The following the steps are based on spider/scan of Pixi at http://localhost:8000/ using ZAP 2.7.0.

  • Access Pixi (http://localhost:8000/) while proxying through ZAP.
  • Register a user (then logout if you’re automatically logged in). Login with that user. Logout.
  • Create “pixi” context (or edit the “Default Context”):
    • “Include in Context”: http://localhost:8000.*
    • “Exclude from Context”: http://localhost:8000/logout
    • “Flag as Context” > “pixi: Form-based Auth Login Request” POST:login(pass,user).
    • Set “Username Parameter” as user and “Password Parameter” as pass.
  • Navigate to http://localhost:8000/about (while proxying through ZAP).
    • Find GET:about in the Sites tree, in the response find “My Profile”. While “My Profile” is highlighted right click and “Flag as Context” > “pixi : Authentication Logged-in Indicator”.
  • Open the “pixi” context and goto the “Users” panel.
    • Click “Add…”
    • Create a user as follows:
  • Back in the Sites tree, right click “http://localhost:8000” select “Attack” then “Spider…”.
    • In the Spider dialog select test from the “User” dropdown menu.
    • Click “Start Scan”.
  • In your browser access “My Profile” and note the URL. (It should be something like http://localhost:8000/profile/45.) Find the URL in the Sites tree (ex: GET:45 in the “profile” folder) right click and exclude it from the Context (or just the Scanner). [This is done to prevent the scanner from changing the password of the user account being used to scan.]

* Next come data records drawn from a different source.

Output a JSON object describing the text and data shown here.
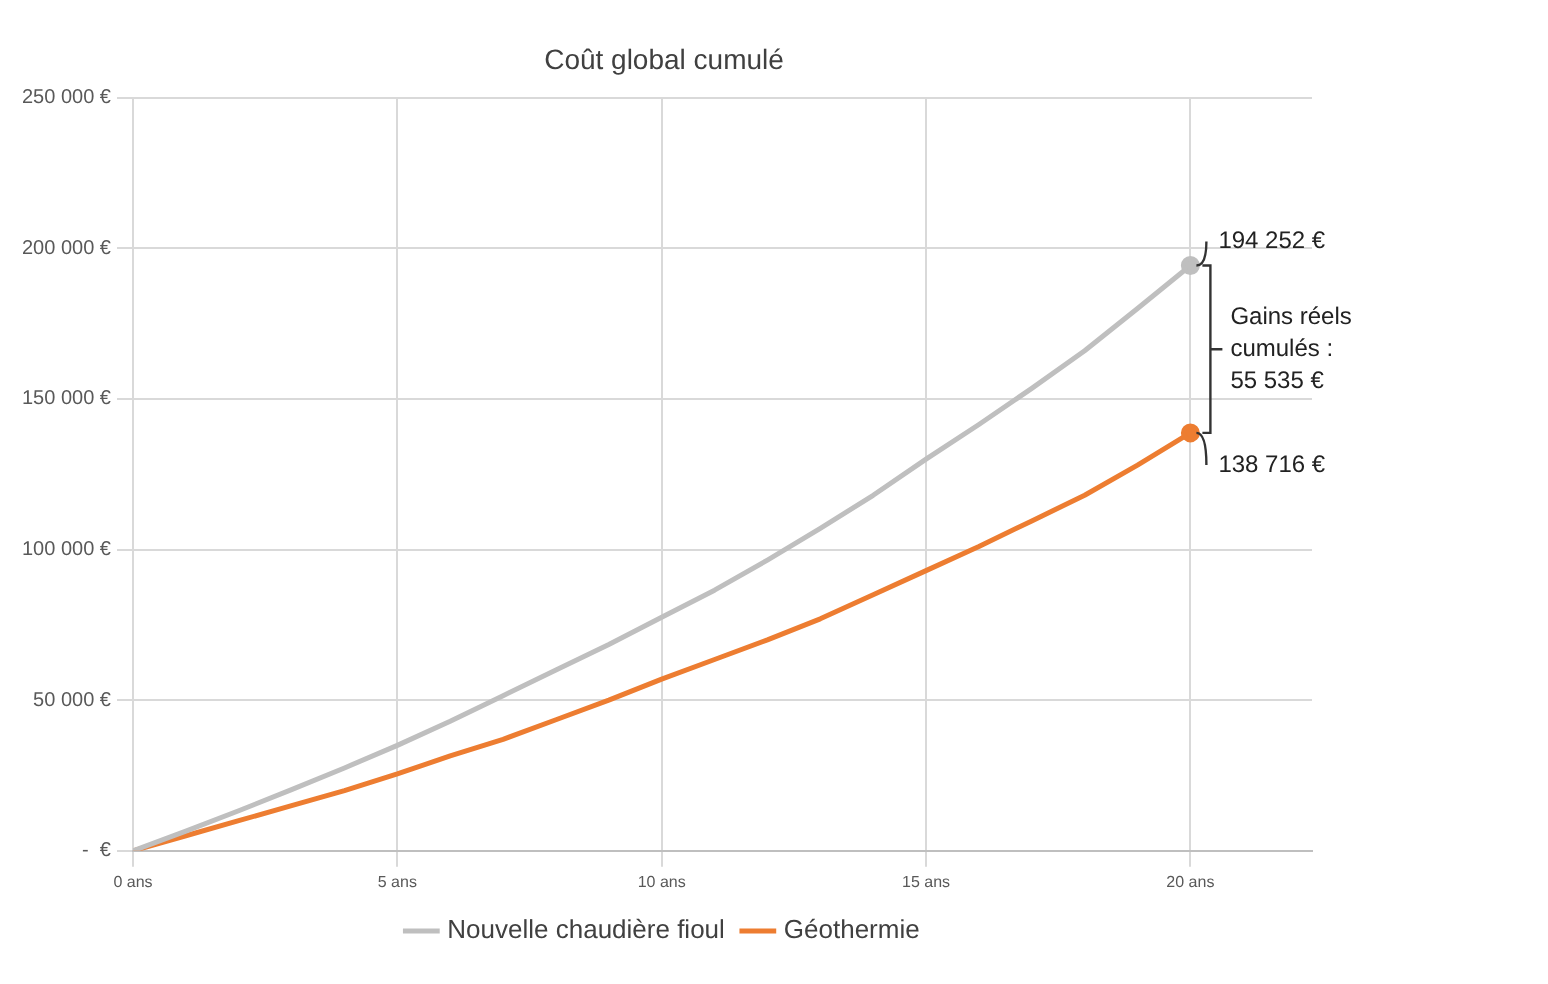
{
  "chart_data": {
    "type": "line",
    "title": "Coût global cumulé",
    "x": [
      0,
      1,
      2,
      3,
      4,
      5,
      6,
      7,
      8,
      9,
      10,
      11,
      12,
      13,
      14,
      15,
      16,
      17,
      18,
      19,
      20
    ],
    "series": [
      {
        "name": "Nouvelle chaudière fioul",
        "color": "#bfbfbf",
        "values": [
          0,
          6500,
          13300,
          20300,
          27500,
          35000,
          43000,
          51500,
          60000,
          68500,
          77500,
          86500,
          96500,
          107000,
          118000,
          130000,
          141500,
          153500,
          166000,
          180000,
          194252
        ]
      },
      {
        "name": "Géothermie",
        "color": "#ed7d31",
        "values": [
          0,
          5000,
          10000,
          15000,
          20000,
          25500,
          31500,
          37000,
          43500,
          50000,
          57000,
          63500,
          70000,
          77000,
          85000,
          93000,
          101000,
          109500,
          118000,
          128000,
          138716
        ]
      }
    ],
    "xlim": [
      0,
      22.3
    ],
    "xticks": [
      {
        "value": 0,
        "label": "0 ans"
      },
      {
        "value": 5,
        "label": "5 ans"
      },
      {
        "value": 10,
        "label": "10 ans"
      },
      {
        "value": 15,
        "label": "15 ans"
      },
      {
        "value": 20,
        "label": "20 ans"
      }
    ],
    "ylim": [
      0,
      250000
    ],
    "yticks": [
      {
        "value": 0,
        "label": "-  €"
      },
      {
        "value": 50000,
        "label": "50 000 €"
      },
      {
        "value": 100000,
        "label": "100 000 €"
      },
      {
        "value": 150000,
        "label": "150 000 €"
      },
      {
        "value": 200000,
        "label": "200 000 €"
      },
      {
        "value": 250000,
        "label": "250 000 €"
      }
    ],
    "grid": true,
    "legend": "bottom",
    "annotations": [
      {
        "text": "194 252 €",
        "x": 20,
        "y": 194252
      },
      {
        "text": "138 716 €",
        "x": 20,
        "y": 138716
      },
      "Gains réels cumulés : 55 535 €"
    ]
  }
}
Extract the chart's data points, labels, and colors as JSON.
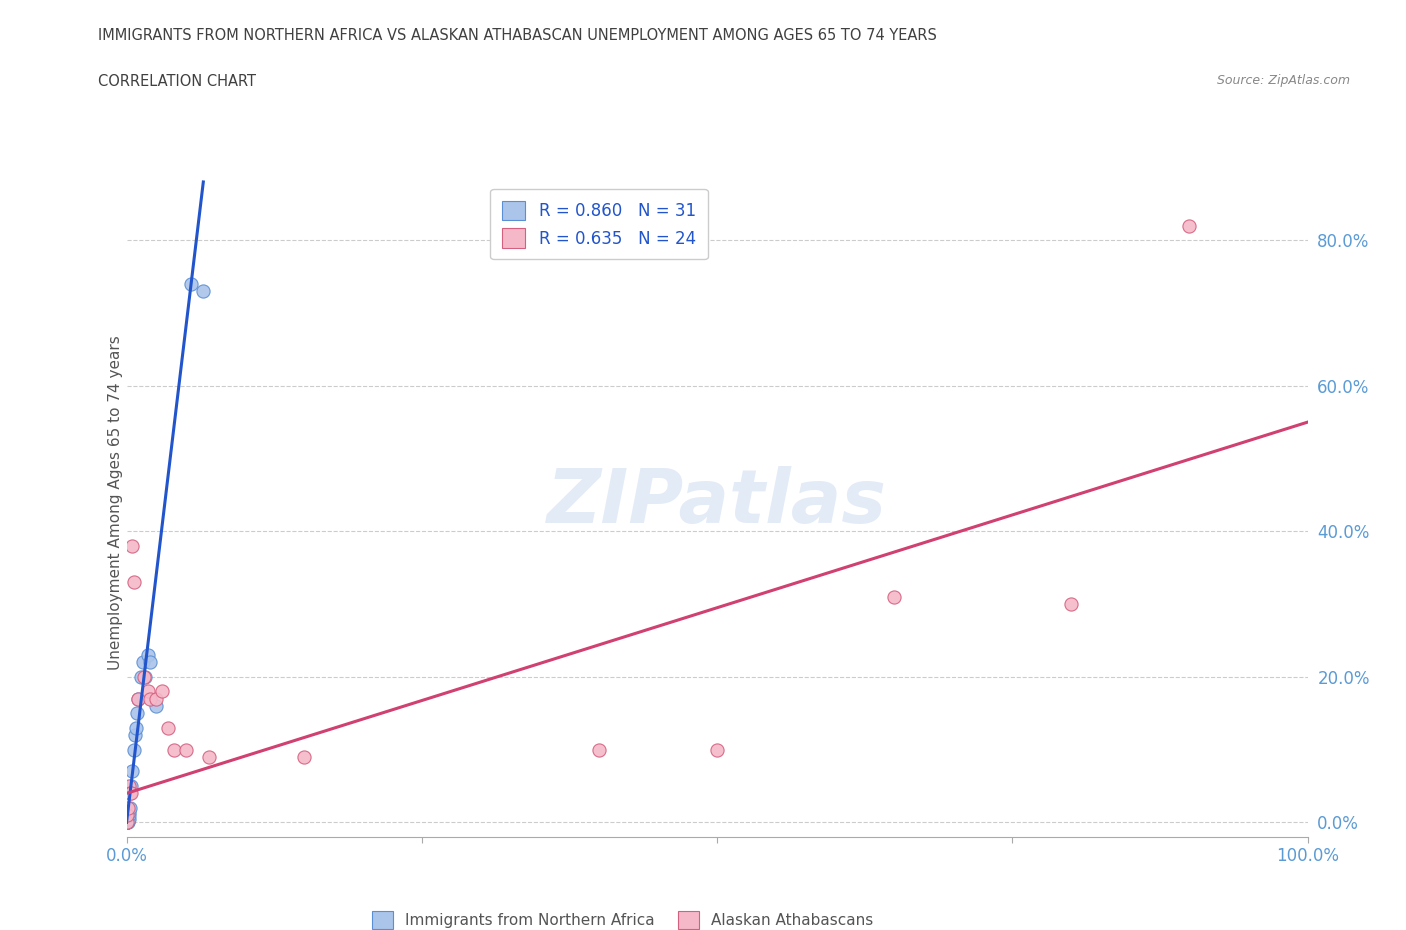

  • Optionally run the Ajax spider (using the context and configured user).
  • At this point you should login as the admin user. Hopefully you’ve already figured out the vulnerability to get those details.
Spoiler: Getting the Admin user details Access "http://localhost:8000/service.conf".
  • As was done earlier make a new ‘admin’ user, based on the details obtained in the previous step.